Search code examples
elasticsearchlucene

Difference in elasticsearch index size with same data and number of documents


I have multiple elasticsearch clusters, every cluster has the same indices with the same data with the same number of documents. But there is a significant difference in the index size. I tried to use merge api but it's not helping. The issue is, because of this elasticsearch is eventually running out of space:

{
    "state": "UNASSIGNED",
    "primary": true,
    "node": null,
    "relocating_node": null,
    "shard": 3,
    "index": "local-deals-1624295772015",
    "recovery_source":
    {
        "type": "EXISTING_STORE"
    },
    "unassigned_info":
    {
        "reason": "ALLOCATION_FAILED",
        "at": "2021-08-18T19:14:20.472Z",
        "failed_attempts": 20,
        "delayed": false,
        "details": "shard failure, reason [lucene commit failed], failure IOException[No space left on device]",
        "allocation_status": "deciders_no"
    }
}

I have configured the elasticsearch cluster to not have more than 2 shards per node to improve the query performance.
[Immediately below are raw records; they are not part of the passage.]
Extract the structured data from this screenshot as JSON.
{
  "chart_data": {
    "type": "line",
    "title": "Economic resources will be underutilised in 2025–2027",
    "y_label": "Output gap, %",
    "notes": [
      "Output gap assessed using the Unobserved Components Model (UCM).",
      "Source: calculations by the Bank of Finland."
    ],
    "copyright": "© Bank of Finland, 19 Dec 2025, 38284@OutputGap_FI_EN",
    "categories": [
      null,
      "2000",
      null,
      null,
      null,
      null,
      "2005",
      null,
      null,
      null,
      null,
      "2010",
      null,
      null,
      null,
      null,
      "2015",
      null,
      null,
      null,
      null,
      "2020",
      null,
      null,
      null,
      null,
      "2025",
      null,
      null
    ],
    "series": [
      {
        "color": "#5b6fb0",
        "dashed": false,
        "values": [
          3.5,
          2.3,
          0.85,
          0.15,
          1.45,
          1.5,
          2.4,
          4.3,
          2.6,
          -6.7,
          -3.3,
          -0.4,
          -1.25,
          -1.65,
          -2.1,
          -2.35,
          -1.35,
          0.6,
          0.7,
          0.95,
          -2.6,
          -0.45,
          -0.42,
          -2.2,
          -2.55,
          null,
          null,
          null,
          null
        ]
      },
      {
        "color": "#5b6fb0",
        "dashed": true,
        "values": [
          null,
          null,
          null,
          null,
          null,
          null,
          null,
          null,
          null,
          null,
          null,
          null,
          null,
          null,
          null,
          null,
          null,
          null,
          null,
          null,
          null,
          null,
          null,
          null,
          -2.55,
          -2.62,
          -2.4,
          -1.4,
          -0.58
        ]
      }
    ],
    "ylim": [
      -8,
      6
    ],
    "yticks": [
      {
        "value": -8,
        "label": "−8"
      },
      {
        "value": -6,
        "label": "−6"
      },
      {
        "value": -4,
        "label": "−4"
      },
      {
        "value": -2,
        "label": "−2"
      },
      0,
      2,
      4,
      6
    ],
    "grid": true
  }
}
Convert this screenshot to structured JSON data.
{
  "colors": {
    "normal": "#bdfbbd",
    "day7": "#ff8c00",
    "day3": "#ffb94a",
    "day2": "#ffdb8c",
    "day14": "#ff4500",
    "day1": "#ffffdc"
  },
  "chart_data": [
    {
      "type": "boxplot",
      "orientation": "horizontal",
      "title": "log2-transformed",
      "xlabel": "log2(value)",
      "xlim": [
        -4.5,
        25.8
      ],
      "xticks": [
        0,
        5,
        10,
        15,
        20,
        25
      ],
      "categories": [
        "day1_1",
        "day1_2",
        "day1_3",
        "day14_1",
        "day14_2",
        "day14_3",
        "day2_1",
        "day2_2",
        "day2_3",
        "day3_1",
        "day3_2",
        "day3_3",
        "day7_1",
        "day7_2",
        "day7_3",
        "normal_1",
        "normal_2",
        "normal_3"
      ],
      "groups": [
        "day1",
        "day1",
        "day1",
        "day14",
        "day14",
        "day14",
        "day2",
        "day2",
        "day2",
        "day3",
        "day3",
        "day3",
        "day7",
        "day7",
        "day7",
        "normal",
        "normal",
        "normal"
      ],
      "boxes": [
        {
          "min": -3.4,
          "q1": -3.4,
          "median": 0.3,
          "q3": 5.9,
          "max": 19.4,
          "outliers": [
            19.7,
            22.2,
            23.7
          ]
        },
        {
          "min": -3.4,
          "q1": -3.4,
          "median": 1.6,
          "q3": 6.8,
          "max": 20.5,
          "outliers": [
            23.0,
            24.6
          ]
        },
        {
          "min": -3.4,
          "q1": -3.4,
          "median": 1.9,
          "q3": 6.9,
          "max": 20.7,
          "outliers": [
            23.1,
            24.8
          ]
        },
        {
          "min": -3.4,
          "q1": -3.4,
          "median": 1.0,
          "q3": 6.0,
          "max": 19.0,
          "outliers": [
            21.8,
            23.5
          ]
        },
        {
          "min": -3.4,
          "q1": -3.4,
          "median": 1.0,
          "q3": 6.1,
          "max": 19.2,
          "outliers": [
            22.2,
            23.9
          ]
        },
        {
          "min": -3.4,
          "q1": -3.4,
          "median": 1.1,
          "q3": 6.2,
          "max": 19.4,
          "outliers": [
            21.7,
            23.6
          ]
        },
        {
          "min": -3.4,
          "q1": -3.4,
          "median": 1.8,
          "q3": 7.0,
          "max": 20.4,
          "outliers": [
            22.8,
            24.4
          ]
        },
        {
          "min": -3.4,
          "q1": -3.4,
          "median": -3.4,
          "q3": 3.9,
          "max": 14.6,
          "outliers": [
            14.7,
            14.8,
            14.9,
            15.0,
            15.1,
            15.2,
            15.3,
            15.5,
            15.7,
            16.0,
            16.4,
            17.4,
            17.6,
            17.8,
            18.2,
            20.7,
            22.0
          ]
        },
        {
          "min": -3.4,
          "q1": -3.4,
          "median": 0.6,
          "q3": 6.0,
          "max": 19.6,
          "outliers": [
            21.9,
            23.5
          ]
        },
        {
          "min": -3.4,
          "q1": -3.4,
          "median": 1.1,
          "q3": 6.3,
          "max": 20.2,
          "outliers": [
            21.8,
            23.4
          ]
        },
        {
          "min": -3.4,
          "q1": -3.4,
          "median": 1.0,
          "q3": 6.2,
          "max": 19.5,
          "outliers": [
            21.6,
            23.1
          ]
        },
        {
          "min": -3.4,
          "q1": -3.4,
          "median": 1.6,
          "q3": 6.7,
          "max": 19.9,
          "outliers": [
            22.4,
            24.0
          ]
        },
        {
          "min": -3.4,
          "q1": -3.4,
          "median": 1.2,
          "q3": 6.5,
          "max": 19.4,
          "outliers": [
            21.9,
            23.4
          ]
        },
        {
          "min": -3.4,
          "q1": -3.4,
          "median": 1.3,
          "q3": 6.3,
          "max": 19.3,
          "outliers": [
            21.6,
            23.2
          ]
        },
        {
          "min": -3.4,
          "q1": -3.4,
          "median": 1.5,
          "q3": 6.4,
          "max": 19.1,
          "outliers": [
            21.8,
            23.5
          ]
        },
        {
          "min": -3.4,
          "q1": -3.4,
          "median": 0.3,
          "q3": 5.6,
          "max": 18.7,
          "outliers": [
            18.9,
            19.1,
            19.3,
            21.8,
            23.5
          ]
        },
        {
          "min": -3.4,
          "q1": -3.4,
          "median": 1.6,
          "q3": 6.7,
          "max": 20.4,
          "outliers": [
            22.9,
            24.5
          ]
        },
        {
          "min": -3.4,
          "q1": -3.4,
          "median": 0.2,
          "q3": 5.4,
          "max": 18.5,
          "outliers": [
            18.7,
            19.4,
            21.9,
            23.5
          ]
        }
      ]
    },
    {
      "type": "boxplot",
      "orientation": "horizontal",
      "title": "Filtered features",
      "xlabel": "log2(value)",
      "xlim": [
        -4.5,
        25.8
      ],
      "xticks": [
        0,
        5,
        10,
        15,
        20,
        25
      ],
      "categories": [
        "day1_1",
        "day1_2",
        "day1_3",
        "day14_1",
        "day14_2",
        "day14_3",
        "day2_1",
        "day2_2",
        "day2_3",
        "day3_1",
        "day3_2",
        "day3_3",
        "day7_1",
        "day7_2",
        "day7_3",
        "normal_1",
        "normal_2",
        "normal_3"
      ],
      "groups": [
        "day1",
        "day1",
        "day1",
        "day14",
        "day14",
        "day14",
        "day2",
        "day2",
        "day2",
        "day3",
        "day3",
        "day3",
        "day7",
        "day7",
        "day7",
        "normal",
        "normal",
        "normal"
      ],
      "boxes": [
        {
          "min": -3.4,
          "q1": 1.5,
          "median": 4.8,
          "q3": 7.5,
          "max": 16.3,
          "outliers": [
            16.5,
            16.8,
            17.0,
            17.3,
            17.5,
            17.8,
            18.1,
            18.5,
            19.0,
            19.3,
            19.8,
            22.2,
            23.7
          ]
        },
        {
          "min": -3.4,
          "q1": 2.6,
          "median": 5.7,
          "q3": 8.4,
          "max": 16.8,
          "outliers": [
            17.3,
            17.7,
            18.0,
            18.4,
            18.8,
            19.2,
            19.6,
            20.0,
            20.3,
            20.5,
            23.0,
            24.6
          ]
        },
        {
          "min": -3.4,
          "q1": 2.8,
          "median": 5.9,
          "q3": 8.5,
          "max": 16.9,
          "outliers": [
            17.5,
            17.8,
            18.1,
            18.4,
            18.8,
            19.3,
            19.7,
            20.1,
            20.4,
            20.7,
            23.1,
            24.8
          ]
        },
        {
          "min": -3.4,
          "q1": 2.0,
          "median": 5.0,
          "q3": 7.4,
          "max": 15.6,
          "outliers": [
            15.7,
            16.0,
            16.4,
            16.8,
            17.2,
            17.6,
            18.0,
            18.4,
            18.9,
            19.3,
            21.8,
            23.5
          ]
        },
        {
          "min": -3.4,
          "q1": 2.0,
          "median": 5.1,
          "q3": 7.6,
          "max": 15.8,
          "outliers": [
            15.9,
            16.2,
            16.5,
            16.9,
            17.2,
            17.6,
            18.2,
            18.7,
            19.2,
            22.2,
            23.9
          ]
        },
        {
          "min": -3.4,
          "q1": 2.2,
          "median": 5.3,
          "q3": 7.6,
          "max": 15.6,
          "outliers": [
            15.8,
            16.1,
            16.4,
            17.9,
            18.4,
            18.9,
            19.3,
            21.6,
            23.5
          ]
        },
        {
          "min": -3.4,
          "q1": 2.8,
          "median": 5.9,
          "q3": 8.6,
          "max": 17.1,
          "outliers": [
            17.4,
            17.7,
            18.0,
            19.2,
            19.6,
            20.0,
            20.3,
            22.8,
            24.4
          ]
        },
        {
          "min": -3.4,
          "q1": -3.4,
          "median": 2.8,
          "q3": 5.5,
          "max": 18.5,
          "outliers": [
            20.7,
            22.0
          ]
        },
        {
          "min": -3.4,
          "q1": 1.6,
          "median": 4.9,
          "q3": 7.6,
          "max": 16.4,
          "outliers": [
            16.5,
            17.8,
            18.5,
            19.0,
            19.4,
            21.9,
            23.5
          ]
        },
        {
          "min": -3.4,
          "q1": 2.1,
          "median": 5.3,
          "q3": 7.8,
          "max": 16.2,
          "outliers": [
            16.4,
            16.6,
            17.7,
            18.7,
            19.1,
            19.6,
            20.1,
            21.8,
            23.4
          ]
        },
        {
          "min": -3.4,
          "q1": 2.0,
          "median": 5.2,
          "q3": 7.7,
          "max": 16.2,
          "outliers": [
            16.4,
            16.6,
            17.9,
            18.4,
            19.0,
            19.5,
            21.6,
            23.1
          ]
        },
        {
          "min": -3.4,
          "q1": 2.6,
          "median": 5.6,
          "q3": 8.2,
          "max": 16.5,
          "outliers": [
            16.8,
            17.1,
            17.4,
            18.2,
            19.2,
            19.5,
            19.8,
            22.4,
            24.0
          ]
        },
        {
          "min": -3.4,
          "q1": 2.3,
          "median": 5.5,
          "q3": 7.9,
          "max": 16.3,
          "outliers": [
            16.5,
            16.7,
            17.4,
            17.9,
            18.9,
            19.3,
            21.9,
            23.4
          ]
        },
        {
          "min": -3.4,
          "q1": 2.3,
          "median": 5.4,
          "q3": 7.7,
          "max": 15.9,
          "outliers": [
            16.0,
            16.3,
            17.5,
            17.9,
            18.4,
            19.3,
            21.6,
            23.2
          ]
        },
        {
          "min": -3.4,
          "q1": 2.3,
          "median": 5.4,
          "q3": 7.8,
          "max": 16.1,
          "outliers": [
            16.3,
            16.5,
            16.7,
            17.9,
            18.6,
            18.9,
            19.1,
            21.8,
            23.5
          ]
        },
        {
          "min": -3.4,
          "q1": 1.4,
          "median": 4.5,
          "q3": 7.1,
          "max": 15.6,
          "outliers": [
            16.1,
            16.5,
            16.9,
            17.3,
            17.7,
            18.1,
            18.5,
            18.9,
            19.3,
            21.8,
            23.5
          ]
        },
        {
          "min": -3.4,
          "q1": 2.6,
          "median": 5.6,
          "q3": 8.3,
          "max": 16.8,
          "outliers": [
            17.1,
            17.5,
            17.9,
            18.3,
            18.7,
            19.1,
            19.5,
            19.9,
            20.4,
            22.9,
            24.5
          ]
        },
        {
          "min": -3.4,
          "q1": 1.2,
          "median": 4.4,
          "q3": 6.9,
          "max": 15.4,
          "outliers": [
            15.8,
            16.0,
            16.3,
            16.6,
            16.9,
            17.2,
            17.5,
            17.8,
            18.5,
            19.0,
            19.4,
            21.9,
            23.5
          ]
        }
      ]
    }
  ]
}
Cluster-1: enter image description here

Cluster-2: enter image description here

Given these two clusters with the same documents, there is a difference of 90% in the index size which is not making sense to me. Can someone explain this behavior?

My quick fix is to increase the EBS volume.

Response to @Val's question: There are multiple documents that are marked for deletion.

"5": {
    "health": "yellow",
    "status": "open",
    "index": "local-deals-1624295772015",
    "uuid": "s7QDLtuhRN6HM_VwtVTB0Q",
    "pri": "6",
    "rep": "1",
    "docs.count": "8911560",
    "docs.deleted": "18826270",
    "store.size": "37gb",
    "pri.store.size": "19.9gb"
}

Solution

  • You can try to run _forcemerge indeed. It is not a blocking call, it triggers an asynchronous task that will run in the background until the job is done. You don't need to wait for the call to return in order to force merge segments.

    Also know that this will not remove all deleted documents, but a good deal of them depending on the ratio deleted/docs.

    You can find more info on the different merge settings in the MergePolicyConfig.java class.